The trend of serial entrepreneurs launching new startups with a bang has been clear for a number of years even before 2023. And now, the funding winter has accelerated plans for many founders who have been mulling exits from their existing ventures. Early stage capital is more easily available than growth capital and ideas are more likely to be backed if there’s an experienced hand running things.

There’s a realisation that product-market fit is more critical now and this opens up the field for new ventures. In other cases, entrepreneurs are no longer able to influence matters in their company because perhaps the startup has pivoted or simply because their role which may have been critical at one time, is no longer relevant.

For founders starting up again, often they already have the investors in place. Due diligence gets even thinner in the case of a noted founder and past experience reduces chances of failure in many cases.

Freedom To Retreat From Loss-Making Areas

While some founders have the luxury of starting over, others have to see their startups through a rough patch.

The layoffs that have plagued the startup ecosystem are a sign that cutting off a stunted branch is often better than letting the tree suffer. Startups have looked to retreat from loss-making verticals and shut businesses that proved to be cost drains. Growth at all costs and in all areas is simply not sustainable. The freedom that comes from knowing this will create more sustainable employment at startups in the long run.

Now, layoffs are terrible. We don’t see that as a good thing, but this experience could yet prove to be a valuable lesson for startups to chase value instead of just outright scale.

Freedom To Add Value As Investors

India’s wealthy class is moving away from investing in public markets to private startups. Some of the most storied investors across stages are approaching LP management through a domestic lens and tapping India’s vibrant family office and HNI landscape for new fund raises.

The influx of domestic capital is about to unlock the future of startups as an asset class in India. As startups have entered the mainstream, even the most inexperienced investors are looking for a piece of the action.

As we saw at MoneyX last month, VCs and PE firms, family offices, HNIs and angel investors are now looking at the Indian startup opportunity with a more bullish lens, as far as the next decade is concerned.

Freedom To Leverage Digital Public Infrastructure

India is a unique market, where monetisation has long remained an elusive target for consumer internet startups. The same could even be said for fintech companies that have en masse entered into digital lending from various parts of the financial services world.

Even ecommerce companies have struggled with scaling up due to logistics hurdles or challenges in seller partnerships. But one thing that has undoubtedly eased the operational overheads for many startups is the high degree of digital public infrastructure in India — from UPI to IndiaStack to ONDC and other initiatives that seek to democratise vital sectors.

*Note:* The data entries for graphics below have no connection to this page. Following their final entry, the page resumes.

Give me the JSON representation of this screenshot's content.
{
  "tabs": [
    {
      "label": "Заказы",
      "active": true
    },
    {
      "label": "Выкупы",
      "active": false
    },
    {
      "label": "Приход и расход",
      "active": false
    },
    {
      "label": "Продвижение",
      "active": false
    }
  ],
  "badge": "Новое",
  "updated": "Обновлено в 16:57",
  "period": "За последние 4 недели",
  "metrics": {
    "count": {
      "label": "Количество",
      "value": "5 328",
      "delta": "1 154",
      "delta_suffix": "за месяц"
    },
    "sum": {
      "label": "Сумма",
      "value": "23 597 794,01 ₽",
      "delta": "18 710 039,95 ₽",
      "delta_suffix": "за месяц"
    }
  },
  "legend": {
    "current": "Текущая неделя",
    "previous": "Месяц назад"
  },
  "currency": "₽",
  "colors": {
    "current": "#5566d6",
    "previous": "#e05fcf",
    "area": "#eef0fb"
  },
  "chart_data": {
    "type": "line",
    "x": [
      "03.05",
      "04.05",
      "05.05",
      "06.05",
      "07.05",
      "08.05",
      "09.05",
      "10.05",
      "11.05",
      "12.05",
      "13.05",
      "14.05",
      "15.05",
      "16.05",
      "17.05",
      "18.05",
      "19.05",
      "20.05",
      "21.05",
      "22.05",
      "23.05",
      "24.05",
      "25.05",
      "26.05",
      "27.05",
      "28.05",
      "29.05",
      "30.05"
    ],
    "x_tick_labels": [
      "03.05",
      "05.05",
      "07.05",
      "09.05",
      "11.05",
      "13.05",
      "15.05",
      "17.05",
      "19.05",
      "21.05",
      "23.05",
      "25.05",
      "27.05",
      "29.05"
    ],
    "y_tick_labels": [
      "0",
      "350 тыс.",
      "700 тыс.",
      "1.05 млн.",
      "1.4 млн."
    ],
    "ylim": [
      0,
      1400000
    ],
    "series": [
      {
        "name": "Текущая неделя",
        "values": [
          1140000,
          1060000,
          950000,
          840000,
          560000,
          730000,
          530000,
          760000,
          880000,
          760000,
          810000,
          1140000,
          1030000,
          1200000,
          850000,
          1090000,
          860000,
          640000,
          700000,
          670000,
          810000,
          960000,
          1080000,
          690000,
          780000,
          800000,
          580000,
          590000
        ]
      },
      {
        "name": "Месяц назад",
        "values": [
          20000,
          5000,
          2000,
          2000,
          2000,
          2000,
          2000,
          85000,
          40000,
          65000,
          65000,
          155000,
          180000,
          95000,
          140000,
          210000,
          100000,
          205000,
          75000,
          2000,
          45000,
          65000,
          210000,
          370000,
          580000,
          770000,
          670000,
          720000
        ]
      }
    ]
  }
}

From the successful rollout of the UPI to the beta launch of the ONDC, a slew of state-backed projects have taken off in the past few years. While Aadhaar has been the building block, the overall architecture is part of the larger IndiaStack which also includes other in-progress products such as the Open Credit Enablement Network (OCEN) and a potential insurance-related offering.

If not directly enabling startup business models, digital public goods have created the foundation for the adoption of digital services through consent-based data sharing, interoperability, easing friction, and removing entry barriers for digital adoption.